TODO Verbose output



$ prove -lv t/34.t


# Add two numbers
# Add 3 numbers
t/34.t .. 
1..3
ok 1 - 1+1
ok 2 - 2+2
not ok 3 - 2+2+2 # TODO fix bug summing more than 2 values #173
#   Failed (TODO) test '2+2+2'
#   at t/34.t line 16.
#          got: '4'
#     expected: '6'
ok
All tests successful.
Files=1, Tests=3,  0 wallclock secs ( 0.01 usr  0.00 sys +  0.03 cusr  0.00 csys =  0.04 CPU)
Result: PASS

In the eXtreme Programming paradigm the following two key aspects are somewhat in contradiction: 1) Write your test before you write your code. 2) Make sure your test suit always passes at 100%.

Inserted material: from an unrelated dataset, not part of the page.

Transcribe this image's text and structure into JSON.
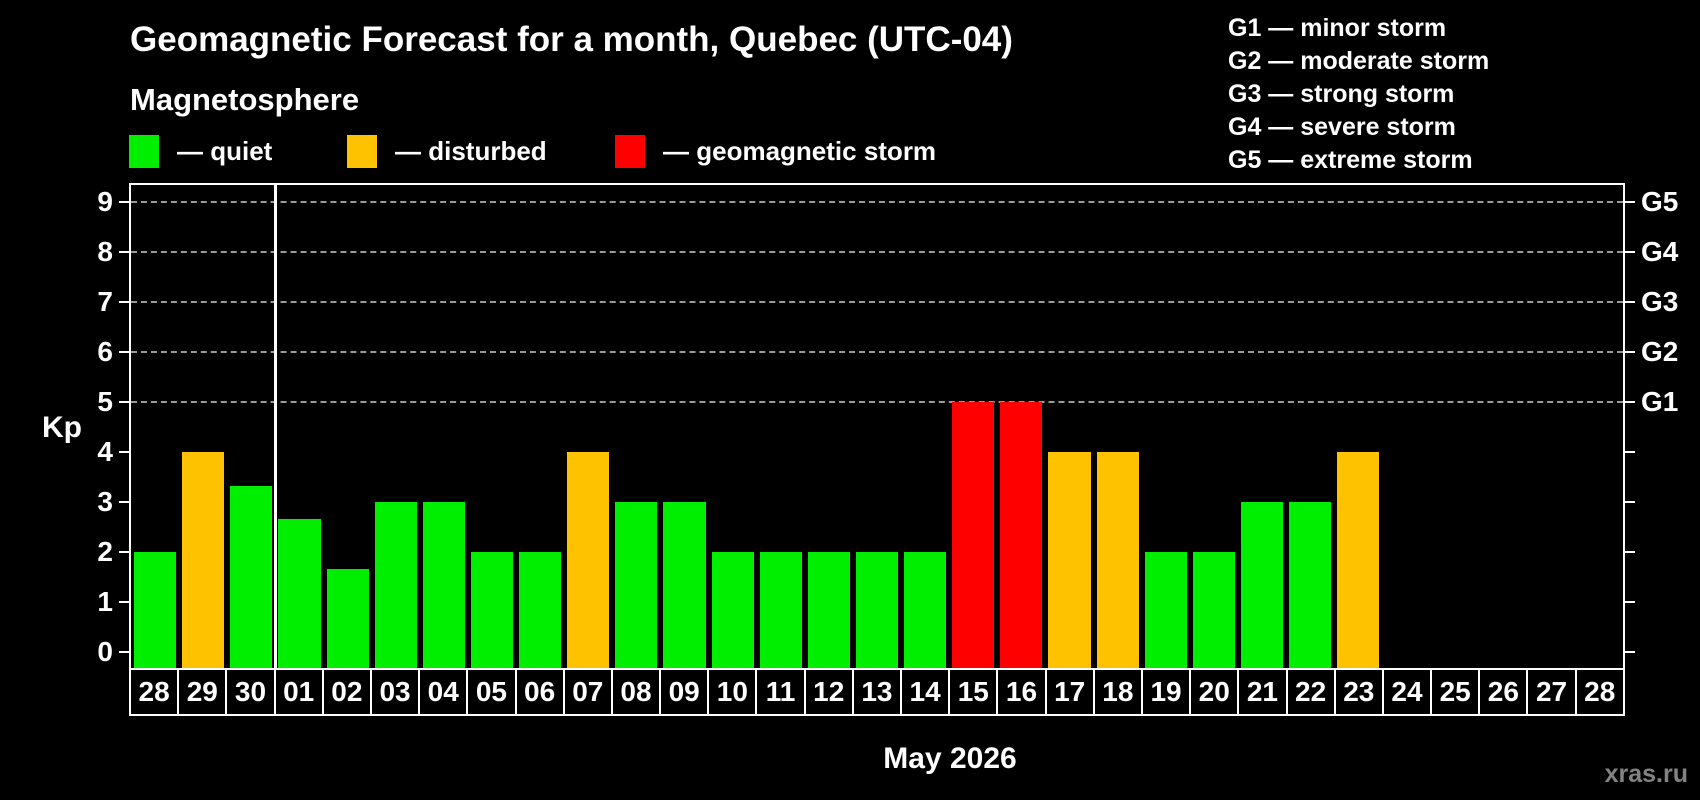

Of course after you already wrote your tests for a new feature but before you can write the actual code there is a short time period when your test suit will not pass 100%.

Worse than that, it is also recommended that immediately when you get a bug report from somewhere you should write a test case that reproduces this bug. Obviously this test will fail before you fix the bug and will hopefully pass once you fixed it.

In order to make the test suit happy there is a way to tell the harness tool that a test is *supposed to fail*. That is, we know it will fail. What we can do to achieve this is to set one or more tests to be in a TODO block.